Yesterday S&P 500 lost more than 1.5% of its value. According to NYSE brokers, the downswing was initiated by the orders placed by trading computers. Of course, the computers played a purely technical role but investor’s fears of the eurozone crisis and US recession contributed to the sellout as well.
Gold and silver reacted with a decline as well. This is the biggest weekly decline in the market of precious metals during the last 2 months. Brokers expect higher physical demand for gold after the price reaches $1680/oz, thus preserving their long-term bullish expectations for precious metals.
The long-term expectations of growth are based on the eurozone crisis and the US budget deficit. These factors are expected to support the demand for gold as investors will keep looking for safe-haven assets.
Besides, numerous central banks around the world keep expanding their gold reserves, thus supporting gold as well. Gold Council has recently published its report for Q3 2011. According to it, the purchases of gold by central banks increased by 148.8 tons in Q3, which is twice as high as the amount of official purchases for the entire 2010.
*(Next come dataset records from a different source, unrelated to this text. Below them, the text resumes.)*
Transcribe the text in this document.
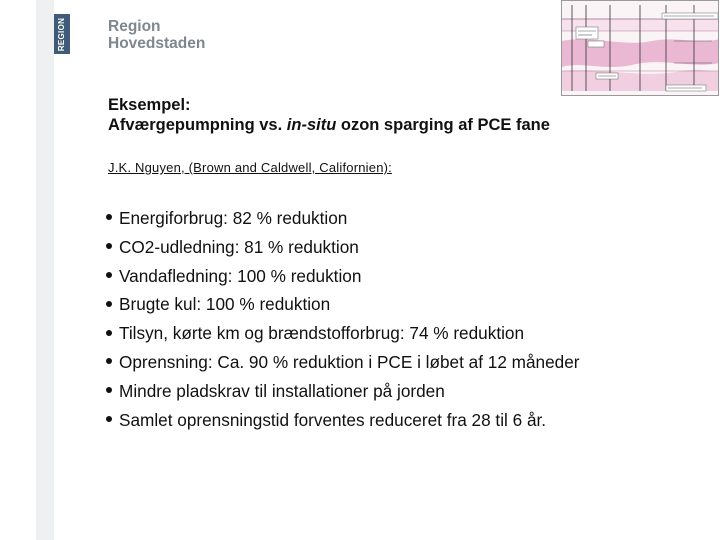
REGION	Region
Hovedstaden
Eksempel:
Afværgepumpning vs. in-situ ozon sparging af PCE fane
J.K. Nguyen, (Brown and Caldwell, Californien):
Energiforbrug: 82 % reduktion
CO2-udledning: 81 % reduktion
Vandafledning: 100 % reduktion
Brugte kul: 100 % reduktion
Tilsyn, kørte km og brændstofforbrug: 74 % reduktion
Oprensning: Ca. 90 % reduktion i PCE i løbet af 12 måneder
Mindre pladskrav til installationer på jorden
Samlet oprensningstid forventes reduceret fra 28 til 6 år.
The demand for gold from jewelers supports gold prices as well. China is getting the leader in this segment, gradually outpacing India. This year China’s demand may reach 750 tons.
Forecast. According to the Department of Commodity Trading, , gold is in downtrend. If the price breaks below 1720, it will probably test 1700 and 1685. If there is a rally it will be of correction nature (profit-taking before the weekend). The potential targets are 1733, 1741-1746.
The next downward targets for silver are 30.5 and 30. However, there is a chance of recovery (profit-taking before the weekend). The upward targets are 31.90, 32.7, 33.